During college, Johnny Long and his Orchestra recorded the song "All the Way, Choo Choo."

==Professional career==
Justice was drafted in the 16th round of the 1950 NFL draft by the Washington Redskins. His professional career was hampered and ultimately cut short by injuries.

In an exhibition game in 1952 in the Los Angeles Memorial Coliseum Justice rushed 11 times for 199 yards (18.1 average), with runs of 46, 65 and 54 yards. He sustained a broken arm in the third quarter.

==NFL career statistics==

Legend
| Bold | Career high |

| Year | Team | Games |  | Rushing |  |  |  |  | Receiving |  |  |  |  |
| GP | GS | Att | Yds | Avg | Lng | TD | Rec | Yds | Avg | Lng | TD |
| 1950 | WAS | 8 | 7 | 59 | 285 | 4.8 | 71 | 0 | 19 | 180 | 9.5 | 37 | 2 |
| 1952 | WAS | 11 | 3 | 36 | 129 | 3.6 | 26 | 0 | 11 | 106 | 9.6 | 15 | 1 |
| 1953 | WAS | 12 | 12 | 115 | 616 | 5.4 | 43 | 2 | 22 | 434 | 19.7 | 54 | 2 |
| 1954 | WAS | 12 | 8 | 56 | 254 | 4.5 | 50 | 1 | 11 | 242 | 22.0 | 80 | 2 |
|  |  | 43 | 30 | 266 | 1,284 | 4.8 | 71 | 3 | 63 | 962 | 15.3 | 80 | 7 |

==After football==
After football, Justice owned an insurance firm. He and his wife, Sarah, had a son, Ronnie, and a daughter, Barbara. He died in 2003. In 1970, the University of North Carolina dedicated a section of its athletic center in his name, calling it the Charlie Justice Hall of Honor. Justice Street in Chapel Hill, NC is named after him, as is the Justice Center on the campus of the University of North Carolina at Asheville in his hometown. He was also named one of the all time 70 Greatest Redskins. In 1999, Sports Illustrated named Justice the 14th Greatest North Carolina Sports Figure. The 22 (his jersey number at UNC) yard line hashmarks at Kenan Memorial Stadium are colored blue in his honor.
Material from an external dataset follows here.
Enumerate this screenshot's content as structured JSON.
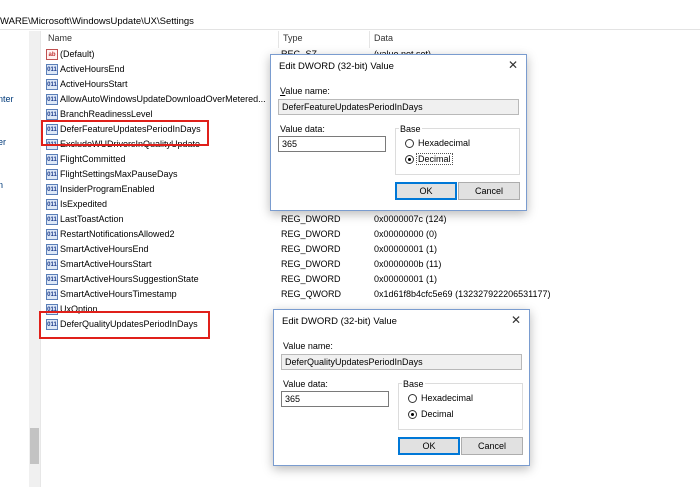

The novel Everybody's All-American by Frank Deford had as its protagonist Gavin "The Ghost" Grey, a star running back at UNC who was drafted by the Redskins but saw his pro career dashed by injuries, and thought to be inspired by Justice. Deford has denied that Grey was based on any particular college football player (specifically ruling out both Justice and Billy Cannon, another contemporary star halfback, as the film version of the novel shifted the setting to Cannon's alma mater of Louisiana State University) and instead was derived from a composite of former athletes he had met during his career as a journalist.